[Tutor] passing variables between frames?

Jeff Peery jeffpeery at yahoo.com
Tue May 24 17:28:39 CEST 2005


ok, thanks. that makes sense; however I do not know how to pass a variable from my parent frame to the dialog.  I have tried this before unsuccessfully. could you provide a quick example of how to pass a variable to a dialog from a frame. I am not sure how this works. thanks.
 
Jeff

Kent Johnson <kent37 at tds.net> wrote:
Jeff Peery wrote:
> Hello, I am having trouble with passing variables between frames (Frame1 
> and Dialog1). I'm using wxpython to write an application. when I run my 
> application the parent frame appears and within the parent frame I can 
> assign values to variables. I then have a button that launches a child 
> dialog. I want to access the values from the parent frame in the 
> dialog. for example say I had a listbox in the parent frame and I 
> choose the first entry 'a' from the list. I then launch the child 
> dialog and I want to put the value of the selection from the list box 
> into a text field - when I lauch the child dialog a text field appears 
> with the value '0'. From within Frame1 I can use the getselection() 
> function to get the listbox selection. although in the child dialog I 
> tried to use Frame1.listBox.getselection() to get the selection from 
> Frame1. this doesn't work. not sure what to do here? any ideas? thanks.
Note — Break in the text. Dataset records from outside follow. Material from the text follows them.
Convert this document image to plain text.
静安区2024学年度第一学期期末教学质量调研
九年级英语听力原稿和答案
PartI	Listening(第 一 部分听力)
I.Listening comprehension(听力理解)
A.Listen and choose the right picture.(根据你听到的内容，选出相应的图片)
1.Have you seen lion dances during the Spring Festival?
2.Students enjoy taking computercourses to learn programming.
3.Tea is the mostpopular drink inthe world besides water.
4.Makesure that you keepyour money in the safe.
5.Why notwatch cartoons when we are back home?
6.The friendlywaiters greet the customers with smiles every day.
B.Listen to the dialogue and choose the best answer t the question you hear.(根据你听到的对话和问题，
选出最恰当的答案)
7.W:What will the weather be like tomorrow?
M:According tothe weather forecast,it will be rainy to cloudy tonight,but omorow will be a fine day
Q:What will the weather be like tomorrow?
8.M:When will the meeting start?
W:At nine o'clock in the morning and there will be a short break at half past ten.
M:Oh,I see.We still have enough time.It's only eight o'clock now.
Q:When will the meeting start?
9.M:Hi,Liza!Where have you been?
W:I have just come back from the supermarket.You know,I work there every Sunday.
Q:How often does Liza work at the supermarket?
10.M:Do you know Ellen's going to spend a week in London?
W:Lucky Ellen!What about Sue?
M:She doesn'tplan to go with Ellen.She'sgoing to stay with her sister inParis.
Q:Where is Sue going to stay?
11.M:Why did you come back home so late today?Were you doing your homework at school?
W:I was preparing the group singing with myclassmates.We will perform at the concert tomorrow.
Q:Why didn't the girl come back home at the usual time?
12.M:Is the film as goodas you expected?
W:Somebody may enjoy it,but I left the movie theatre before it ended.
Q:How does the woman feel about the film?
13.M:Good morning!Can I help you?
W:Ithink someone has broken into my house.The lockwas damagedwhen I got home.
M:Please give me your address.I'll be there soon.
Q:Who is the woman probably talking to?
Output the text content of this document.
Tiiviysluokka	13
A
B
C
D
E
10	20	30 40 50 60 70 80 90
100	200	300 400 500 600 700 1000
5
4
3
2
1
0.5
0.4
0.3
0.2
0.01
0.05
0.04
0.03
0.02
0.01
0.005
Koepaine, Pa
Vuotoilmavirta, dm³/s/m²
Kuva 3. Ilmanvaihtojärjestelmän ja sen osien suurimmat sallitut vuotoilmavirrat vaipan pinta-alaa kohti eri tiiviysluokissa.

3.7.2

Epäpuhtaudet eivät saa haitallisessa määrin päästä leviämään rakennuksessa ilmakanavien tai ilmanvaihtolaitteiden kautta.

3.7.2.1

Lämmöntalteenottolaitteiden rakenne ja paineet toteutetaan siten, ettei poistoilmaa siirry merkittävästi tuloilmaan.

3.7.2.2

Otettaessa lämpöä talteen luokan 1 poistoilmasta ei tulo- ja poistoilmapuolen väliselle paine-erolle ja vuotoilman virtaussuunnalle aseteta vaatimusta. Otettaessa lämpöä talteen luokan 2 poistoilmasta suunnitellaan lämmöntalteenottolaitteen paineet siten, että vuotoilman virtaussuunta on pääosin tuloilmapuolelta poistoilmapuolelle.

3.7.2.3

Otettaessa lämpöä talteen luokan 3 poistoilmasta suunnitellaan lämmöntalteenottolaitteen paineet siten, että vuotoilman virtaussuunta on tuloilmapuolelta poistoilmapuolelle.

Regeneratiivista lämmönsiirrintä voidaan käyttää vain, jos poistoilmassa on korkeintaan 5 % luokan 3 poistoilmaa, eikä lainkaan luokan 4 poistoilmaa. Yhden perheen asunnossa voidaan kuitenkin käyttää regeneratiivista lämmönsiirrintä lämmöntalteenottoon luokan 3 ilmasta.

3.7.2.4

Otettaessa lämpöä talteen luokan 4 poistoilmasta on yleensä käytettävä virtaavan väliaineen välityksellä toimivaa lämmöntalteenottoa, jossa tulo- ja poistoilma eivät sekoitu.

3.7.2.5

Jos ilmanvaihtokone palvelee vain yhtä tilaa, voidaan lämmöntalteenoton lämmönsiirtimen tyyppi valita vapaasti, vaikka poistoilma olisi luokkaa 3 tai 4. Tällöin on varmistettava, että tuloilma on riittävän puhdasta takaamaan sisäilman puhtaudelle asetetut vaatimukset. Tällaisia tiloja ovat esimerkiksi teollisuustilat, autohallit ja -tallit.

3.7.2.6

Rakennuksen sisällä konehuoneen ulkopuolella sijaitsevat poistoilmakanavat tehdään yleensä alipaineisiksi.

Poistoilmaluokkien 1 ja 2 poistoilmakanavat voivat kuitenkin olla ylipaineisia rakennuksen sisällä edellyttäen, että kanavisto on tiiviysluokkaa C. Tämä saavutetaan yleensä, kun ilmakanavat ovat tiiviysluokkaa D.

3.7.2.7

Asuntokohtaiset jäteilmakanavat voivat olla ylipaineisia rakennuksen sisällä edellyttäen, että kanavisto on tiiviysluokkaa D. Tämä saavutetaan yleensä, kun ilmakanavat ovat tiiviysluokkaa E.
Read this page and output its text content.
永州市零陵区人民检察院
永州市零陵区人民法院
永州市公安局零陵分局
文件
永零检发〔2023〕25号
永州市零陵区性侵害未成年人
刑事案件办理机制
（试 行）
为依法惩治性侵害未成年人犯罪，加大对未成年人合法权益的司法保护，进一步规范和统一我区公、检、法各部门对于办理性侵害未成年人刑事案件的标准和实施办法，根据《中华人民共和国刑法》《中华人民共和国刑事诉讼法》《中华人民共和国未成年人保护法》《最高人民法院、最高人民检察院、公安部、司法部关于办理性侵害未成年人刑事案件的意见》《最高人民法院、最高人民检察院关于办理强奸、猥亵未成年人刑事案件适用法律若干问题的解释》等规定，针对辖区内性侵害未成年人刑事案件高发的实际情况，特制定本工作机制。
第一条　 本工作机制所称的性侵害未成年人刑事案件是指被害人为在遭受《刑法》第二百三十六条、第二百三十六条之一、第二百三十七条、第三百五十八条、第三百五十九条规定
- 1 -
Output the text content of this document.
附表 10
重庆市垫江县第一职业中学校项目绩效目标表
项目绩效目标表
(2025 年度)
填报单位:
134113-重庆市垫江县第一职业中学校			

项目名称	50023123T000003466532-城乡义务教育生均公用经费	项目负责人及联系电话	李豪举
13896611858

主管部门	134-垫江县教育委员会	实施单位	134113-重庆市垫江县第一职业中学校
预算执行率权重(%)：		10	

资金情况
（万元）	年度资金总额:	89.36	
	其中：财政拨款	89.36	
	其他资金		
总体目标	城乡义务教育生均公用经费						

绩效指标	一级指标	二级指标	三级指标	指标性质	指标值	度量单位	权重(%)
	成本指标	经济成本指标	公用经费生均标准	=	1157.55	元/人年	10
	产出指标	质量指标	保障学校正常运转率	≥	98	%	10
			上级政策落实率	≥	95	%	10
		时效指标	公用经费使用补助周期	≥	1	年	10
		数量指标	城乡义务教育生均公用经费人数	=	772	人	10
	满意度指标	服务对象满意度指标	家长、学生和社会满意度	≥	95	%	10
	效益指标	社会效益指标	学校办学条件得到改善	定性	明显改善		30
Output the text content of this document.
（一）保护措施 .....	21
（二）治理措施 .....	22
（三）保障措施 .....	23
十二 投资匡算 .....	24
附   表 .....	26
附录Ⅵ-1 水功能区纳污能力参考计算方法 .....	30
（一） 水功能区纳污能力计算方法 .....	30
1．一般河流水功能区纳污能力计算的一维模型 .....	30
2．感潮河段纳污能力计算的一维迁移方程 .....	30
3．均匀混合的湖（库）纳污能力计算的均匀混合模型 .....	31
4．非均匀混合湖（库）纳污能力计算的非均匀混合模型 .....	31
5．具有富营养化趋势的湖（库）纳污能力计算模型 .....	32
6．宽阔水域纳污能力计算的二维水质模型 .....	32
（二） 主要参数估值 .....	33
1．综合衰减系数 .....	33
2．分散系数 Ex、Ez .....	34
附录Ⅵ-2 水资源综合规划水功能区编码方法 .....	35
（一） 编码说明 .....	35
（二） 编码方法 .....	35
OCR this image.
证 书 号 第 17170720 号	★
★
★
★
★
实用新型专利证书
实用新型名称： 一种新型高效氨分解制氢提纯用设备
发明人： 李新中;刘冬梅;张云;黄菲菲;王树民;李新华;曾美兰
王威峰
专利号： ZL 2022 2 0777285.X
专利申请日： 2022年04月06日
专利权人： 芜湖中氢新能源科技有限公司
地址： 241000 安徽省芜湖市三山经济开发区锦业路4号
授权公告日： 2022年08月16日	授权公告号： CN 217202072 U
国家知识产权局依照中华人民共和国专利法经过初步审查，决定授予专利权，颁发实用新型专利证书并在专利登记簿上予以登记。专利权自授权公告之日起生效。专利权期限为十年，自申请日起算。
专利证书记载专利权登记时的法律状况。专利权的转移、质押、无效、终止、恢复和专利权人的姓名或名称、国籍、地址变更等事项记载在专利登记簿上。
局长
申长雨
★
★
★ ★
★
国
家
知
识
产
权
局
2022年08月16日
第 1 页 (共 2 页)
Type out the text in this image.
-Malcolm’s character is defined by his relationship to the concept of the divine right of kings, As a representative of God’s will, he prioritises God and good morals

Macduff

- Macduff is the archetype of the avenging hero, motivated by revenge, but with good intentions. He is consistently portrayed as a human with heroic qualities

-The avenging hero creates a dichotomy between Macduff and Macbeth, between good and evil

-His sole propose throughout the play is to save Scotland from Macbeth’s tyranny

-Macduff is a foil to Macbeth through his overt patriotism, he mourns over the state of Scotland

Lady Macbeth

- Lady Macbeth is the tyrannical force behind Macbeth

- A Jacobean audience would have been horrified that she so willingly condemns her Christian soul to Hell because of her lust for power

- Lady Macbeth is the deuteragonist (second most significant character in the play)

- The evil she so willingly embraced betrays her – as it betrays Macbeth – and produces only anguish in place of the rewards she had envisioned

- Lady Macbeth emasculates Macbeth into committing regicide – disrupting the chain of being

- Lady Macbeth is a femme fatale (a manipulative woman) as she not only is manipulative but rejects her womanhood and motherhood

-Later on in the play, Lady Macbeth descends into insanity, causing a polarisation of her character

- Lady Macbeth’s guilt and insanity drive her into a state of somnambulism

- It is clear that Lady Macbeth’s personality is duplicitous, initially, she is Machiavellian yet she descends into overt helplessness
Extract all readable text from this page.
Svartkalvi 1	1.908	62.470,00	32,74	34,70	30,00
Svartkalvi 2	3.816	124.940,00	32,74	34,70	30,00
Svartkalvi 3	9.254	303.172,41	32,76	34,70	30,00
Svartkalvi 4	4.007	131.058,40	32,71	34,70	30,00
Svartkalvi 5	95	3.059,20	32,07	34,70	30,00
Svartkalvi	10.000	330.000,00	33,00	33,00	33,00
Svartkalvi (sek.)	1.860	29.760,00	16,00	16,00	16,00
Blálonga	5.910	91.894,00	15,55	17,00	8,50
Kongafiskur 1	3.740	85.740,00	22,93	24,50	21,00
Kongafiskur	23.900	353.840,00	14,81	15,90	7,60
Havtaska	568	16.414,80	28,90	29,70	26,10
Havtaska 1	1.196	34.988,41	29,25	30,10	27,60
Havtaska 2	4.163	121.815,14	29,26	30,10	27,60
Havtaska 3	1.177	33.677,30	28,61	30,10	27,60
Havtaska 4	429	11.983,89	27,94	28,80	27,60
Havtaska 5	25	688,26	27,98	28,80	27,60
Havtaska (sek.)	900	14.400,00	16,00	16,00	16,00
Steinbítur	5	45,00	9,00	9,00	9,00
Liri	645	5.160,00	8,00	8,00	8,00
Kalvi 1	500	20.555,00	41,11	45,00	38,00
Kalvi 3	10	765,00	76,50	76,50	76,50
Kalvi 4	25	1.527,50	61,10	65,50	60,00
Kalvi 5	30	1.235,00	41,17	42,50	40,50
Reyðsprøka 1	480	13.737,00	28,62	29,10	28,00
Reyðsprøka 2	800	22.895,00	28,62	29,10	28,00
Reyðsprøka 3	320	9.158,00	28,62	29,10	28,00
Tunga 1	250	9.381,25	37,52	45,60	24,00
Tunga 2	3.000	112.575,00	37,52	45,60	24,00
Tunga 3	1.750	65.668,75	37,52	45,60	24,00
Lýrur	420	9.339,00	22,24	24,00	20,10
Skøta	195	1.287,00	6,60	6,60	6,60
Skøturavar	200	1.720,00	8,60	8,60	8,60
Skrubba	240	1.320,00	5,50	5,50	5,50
It's hard to know specifically what is broken without seeing code or error messages. My guess is 
that the variable Frame1 is not in scope in the dialog box code. But I would suggest a different 
approach...

- Make the dialog box code independent of the values of variables in Frame1. Generally for me this 
means packaging up the dialog box in a function or class that is passed the values it needs to use 
and returns some result to the user. A very simple example is a dialog box that presents an error 
message; you could make a function showError(msg) that doesn't know anything about its caller.

- In the event handler for the button in Frame1, gather the values needed by the dialog, launch it, 
get the result and handle it.

This style keeps your dialog code independent of the rest of the program. An immediate benefit is 
that you can write a simple test driver that exercises the dialog without having to create any 
infrastructure. (This is the way I create most dialog boxes. I run it standalone until I am happy 
with its appearance and function, then I integrate it into the rest of the app.) Another long-term 
benefit is the dialogs are reusable; you may not see a need for this but in the long run some of 
them will probably have more than one use.